Some of the News Fit to Print
NON-COGNITIVE AND KEY
A new report from the University of Chicago Consortium on School Research summarizes research on five categories of non-cognitive factors related to academic performance: academic behaviors, academic perseverance, academic mindsets, learning strategies, and social skills. It then proposes a framework for thinking about how these factors interact to affect academic performance, and about the relationship between non-cognitive factors and classroom/school context, as well as larger sociocultural context. It evaluates evidence that non-cognitive factors matter for students' long-term success, clarifying how and why these factors matter, determining if these factors are malleable and responsive to context, if they play a role in persistent racial/ethnic or gender gaps in academic achievement, and how educators might best support the development of non-cognitive factors within their schools and classrooms. This information is from PEN NewsBlast.
LITTLE OF VALUE
A new review from the National Education Policy Center is a critical assessment of the analysis and conclusions reached by Richard Buddin of the RAND Corporation in his statistical analysis of student test data to create value-added scores for schools and teachers in the Los Angeles Unified School District (LAUSD) on behalf of The Los Angeles Times. The authors evaluate whether evidence presented in Buddin's white paper supports use of value-added estimates to classify teachers as effective or ineffective, investigating the strength of his analysis. They also attempted to replicate Buddin's empirical findings through an independent reanalysis of the same LAUSD data, given that sound analysis should be independently replicable. The authors agree with Buddin's finding concerning size of the measured reading and math teacher effects. Other findings, however, raise serious questions. In particular, the authors found evidence conflicting with Buddin's finding that traditional teacher qualifications have no association with student outcomes. In their reanalysis, they found significant and meaningful associations between value- added estimates of teachers' effectiveness and experience and educational background. This information is from PEN NewsBlast.
BILL TO EXPEDITE FIRING TEACHERS IS REJECTED
Los Angeles schools chief John Deasy blasted state lawmakers Thursday for not passing a bill to speed up the teacher-dismissal process, which he and others pushed following the sex-abuse scandal at Miramonte Elementary School. The bill fell one vote short of clearing an Assembly education committee when six of the seven Democratic members either opposed it or abstained. Committee Chairwoman Julia Brownley (D-Oak Park) supported the bill, as did four Republican colleagues. The article is in the L.A. Times.
FIVE MORE STATES GET NCLB WAIVERS
Five more states, including Virginia—a state that did not sign onto the Common Core State Standards Initiative—have received wiggle room from the mandates of the No Child Left Behind Act. The other four states to receive waivers are Arkansas, Missouri, South Dakota, and Utah. For those keeping score, that means 24 states have been approved, with 13 still waiting.
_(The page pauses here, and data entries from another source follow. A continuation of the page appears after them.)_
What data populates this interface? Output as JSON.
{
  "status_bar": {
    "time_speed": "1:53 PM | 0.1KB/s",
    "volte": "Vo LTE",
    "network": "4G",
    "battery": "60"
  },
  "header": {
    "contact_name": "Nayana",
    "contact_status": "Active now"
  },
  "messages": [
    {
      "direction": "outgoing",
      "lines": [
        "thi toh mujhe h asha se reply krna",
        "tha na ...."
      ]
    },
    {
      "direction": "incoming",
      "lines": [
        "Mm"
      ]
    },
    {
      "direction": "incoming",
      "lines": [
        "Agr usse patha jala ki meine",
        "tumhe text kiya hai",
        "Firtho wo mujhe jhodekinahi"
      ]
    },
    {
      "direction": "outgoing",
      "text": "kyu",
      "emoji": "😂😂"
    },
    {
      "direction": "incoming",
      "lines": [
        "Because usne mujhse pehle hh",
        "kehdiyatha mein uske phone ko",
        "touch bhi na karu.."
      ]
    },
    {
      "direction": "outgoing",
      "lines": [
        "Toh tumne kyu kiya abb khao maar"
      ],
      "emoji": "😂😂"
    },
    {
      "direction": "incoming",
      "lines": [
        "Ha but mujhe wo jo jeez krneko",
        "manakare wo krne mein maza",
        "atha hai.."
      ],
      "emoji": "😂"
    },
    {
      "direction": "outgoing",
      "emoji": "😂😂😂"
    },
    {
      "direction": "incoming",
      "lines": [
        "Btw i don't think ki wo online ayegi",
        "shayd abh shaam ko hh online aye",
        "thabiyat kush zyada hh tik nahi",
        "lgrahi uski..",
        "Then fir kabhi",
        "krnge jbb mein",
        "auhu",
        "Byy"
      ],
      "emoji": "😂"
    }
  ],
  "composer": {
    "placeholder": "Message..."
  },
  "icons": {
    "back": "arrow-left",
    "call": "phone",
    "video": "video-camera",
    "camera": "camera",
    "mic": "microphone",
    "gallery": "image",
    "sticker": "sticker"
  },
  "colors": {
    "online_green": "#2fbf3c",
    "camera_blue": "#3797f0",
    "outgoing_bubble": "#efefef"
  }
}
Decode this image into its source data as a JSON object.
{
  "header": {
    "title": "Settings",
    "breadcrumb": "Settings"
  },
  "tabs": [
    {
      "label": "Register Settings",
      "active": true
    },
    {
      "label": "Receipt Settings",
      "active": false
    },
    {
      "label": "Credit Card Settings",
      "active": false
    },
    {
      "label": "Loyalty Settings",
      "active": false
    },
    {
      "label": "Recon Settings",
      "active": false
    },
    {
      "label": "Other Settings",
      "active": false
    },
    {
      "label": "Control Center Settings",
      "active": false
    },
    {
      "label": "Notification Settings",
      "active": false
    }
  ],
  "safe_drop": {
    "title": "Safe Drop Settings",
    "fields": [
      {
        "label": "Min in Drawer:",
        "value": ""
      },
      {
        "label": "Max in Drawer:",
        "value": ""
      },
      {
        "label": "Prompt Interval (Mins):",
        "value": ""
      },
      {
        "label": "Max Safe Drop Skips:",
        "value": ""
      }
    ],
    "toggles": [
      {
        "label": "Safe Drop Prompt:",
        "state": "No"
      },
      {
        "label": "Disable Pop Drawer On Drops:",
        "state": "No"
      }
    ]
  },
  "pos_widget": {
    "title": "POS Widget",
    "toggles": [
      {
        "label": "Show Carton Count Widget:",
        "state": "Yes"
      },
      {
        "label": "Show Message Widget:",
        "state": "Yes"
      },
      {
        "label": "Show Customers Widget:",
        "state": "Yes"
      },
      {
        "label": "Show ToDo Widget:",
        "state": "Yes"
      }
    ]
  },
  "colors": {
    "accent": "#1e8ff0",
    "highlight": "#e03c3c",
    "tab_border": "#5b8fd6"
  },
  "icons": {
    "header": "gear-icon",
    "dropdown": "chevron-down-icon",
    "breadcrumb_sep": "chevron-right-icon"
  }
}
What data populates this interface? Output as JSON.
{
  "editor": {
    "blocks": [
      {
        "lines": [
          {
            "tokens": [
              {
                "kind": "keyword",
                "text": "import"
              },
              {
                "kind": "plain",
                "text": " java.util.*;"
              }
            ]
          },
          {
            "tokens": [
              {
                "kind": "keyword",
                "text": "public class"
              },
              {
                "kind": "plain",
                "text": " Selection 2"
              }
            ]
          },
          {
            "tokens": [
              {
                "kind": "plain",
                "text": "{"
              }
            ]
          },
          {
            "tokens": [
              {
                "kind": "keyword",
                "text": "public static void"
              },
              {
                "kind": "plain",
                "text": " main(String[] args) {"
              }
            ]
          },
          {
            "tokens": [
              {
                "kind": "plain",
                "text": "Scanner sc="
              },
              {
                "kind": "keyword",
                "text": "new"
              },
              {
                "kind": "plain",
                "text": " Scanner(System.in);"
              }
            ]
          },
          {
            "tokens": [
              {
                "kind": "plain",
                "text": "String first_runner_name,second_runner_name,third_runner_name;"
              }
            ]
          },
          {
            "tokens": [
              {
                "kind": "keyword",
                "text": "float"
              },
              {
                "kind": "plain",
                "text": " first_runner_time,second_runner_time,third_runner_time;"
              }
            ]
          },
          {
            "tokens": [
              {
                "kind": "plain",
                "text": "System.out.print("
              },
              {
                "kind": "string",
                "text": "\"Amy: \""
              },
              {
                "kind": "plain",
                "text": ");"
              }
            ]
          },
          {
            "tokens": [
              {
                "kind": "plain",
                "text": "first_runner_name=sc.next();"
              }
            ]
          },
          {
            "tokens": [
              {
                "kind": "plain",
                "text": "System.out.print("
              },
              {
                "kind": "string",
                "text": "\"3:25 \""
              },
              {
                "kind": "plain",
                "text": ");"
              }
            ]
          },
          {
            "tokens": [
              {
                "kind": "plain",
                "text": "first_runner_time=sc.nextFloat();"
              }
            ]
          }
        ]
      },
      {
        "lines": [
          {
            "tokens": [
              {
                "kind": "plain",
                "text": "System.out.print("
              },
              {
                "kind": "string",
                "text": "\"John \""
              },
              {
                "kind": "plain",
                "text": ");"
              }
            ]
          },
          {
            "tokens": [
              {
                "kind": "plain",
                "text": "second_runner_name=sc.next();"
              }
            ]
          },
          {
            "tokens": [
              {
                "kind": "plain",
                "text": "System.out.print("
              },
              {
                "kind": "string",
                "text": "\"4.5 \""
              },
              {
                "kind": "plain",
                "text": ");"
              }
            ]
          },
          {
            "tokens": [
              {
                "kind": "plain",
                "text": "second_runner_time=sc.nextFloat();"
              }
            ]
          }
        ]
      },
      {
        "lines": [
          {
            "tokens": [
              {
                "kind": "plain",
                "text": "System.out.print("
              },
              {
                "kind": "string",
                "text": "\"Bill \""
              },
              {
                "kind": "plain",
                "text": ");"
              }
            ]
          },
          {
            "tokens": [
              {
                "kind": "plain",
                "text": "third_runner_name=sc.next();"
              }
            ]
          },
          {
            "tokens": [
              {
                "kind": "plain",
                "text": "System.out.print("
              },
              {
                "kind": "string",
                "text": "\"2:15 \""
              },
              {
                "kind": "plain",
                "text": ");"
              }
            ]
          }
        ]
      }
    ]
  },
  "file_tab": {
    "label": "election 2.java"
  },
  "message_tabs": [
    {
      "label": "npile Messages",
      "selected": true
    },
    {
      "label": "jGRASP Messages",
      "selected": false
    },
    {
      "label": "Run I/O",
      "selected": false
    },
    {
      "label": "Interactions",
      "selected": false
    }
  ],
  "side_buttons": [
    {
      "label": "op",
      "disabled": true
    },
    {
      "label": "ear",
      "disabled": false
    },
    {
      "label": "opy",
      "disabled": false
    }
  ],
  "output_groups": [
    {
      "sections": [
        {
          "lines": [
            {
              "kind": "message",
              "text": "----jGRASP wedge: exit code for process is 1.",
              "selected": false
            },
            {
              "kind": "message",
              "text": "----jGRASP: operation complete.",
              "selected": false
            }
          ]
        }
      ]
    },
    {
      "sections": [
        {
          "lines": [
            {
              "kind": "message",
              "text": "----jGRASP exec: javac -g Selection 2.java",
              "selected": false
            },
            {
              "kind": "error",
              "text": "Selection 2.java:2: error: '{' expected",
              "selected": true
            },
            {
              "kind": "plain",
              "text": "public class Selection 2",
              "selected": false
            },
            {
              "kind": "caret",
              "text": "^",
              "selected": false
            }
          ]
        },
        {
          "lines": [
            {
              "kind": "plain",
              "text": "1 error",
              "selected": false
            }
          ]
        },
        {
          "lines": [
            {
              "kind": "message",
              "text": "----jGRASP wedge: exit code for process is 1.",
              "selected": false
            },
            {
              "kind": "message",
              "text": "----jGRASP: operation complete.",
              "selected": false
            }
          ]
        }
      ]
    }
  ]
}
The article is in Education Week.
ABOUT HIGHER ED
COLLEGE FOR ALL?
The backlash to college tends to be cyclical. But this latest iteration, in which pundits and politicians have questioned a supposed crusade for “college for all,” has been bolstered by the double whammy of a prolonged recession and a presidential election. Many in higher education say the argument merely knocks down a straw man, because neither President Obama nor the powerful foundations leading the “completion agenda” have said that everyone should go to college; instead, they argue that everyone needs some postsecondary training, and that those who do go on to college should graduate at higher rates. Also, often lost in the debate is the distinction of what, exactly constitutes “college.” The article is in Inside Higher Ed.
PRIVATE SECTOR, PUBLIC MONEY
For-profit colleges took a hit this week in California, another sign that policy battles over the commercial higher ed sector may be shifting to the states. Gov. Jerry Brown on Wednesday signed the states’ budget, which he said reflects “tough choices” to close a $16 billion shortfall. Among the budget cuts was a $134 million reduction in spending on the generous Cal Grant financial aid program, a cut that will mostly affect students at for-profit colleges. The article is in Inside Higher Ed.